Yaba Higher College

Students at Protozoology Class Yaba Higher College 1947
1947- Students at Protozoology Class Yaba Higher College. Source: NNP

Yaba Medical School was a colonial medical training college founded in 1930 to train medical assistants with the award of a diploma. The school represents the first steps in post-secondary education in Nigeria. ERJ Hussey, as director of Education in Nigeria from 1929 to 1936, through his advocacy for a shiftfrom literary education to practical training and science proposed the Yaba school in his Memorandum of Education Policy in Nigeria. A High College, though proposed for both Yaba and Zaraia had materialized only in the former, and the Yaba Higher College, starting with a medical course, was established in 1930. This school, which also signaled the commencement of medical education in Nigeria, was merged with the newly formed University College of Ibadan in 1948, which graduated its first medical class in 1960. By this time, most West African countries had not established their own medical schools, and the Francophone countries relied on the Dakar school while Ghana, Sierra Leone, and Gambia relied solely on the Ibadan facility to meet their needs for medical personnel.

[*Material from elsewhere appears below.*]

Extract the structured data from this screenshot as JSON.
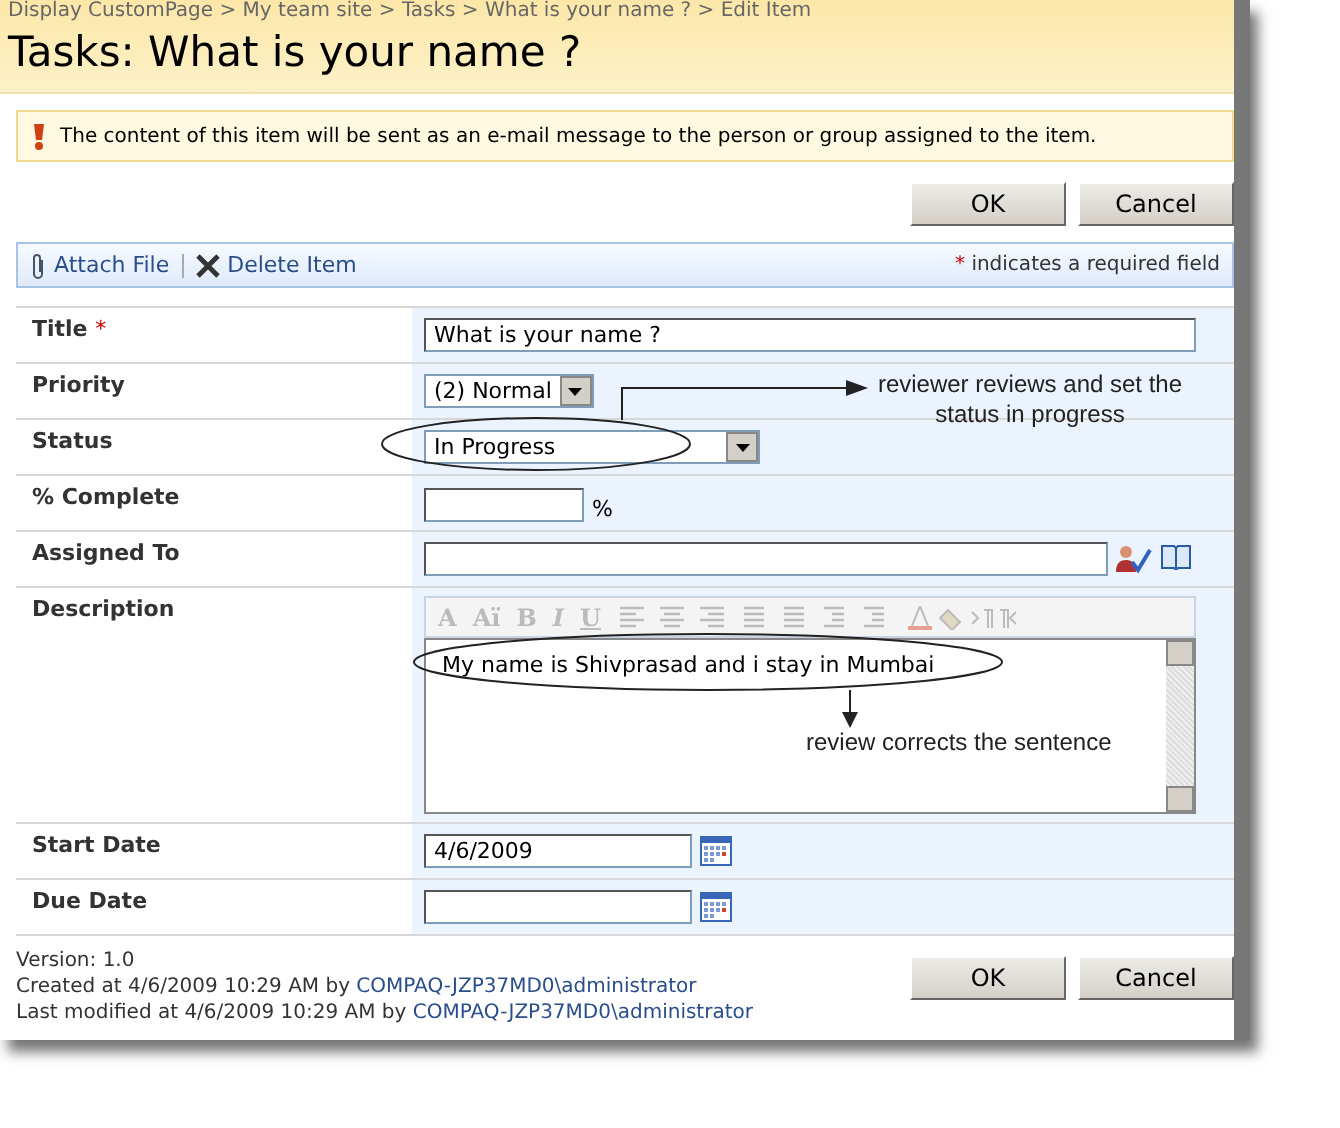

The Yaba Medical School, patterned after the Dakar School of Medicine with combined medicine and pharmacy student training was opened with 14 medical scholars at Kings’ College, Lagos and 57 pharmacy students. The Training College was the outcome of the series of conferences in 1927 in which colonial territories of Nigeria, Sierra Leone, and Gold Coast studied the Dakar school with a view of implanting a medical school in West Africa to serve all of the colonies. Membership of the Board of Advisers of the school announced in 1937 included Eric Moore, Dr. K.A. Abayomi and the principals of Igbobi College and St. Gregory College Promise to convert the Yaba achool into a University College failed and throughout its period of existence, only local diplomas, adjudged as being of sub-degree level were awarded.Failure rate was high in the Yaba Higher College allegedly because  the colonial administration of the day was anxious to curb the production of educated men in large numbers, who would post a political threat.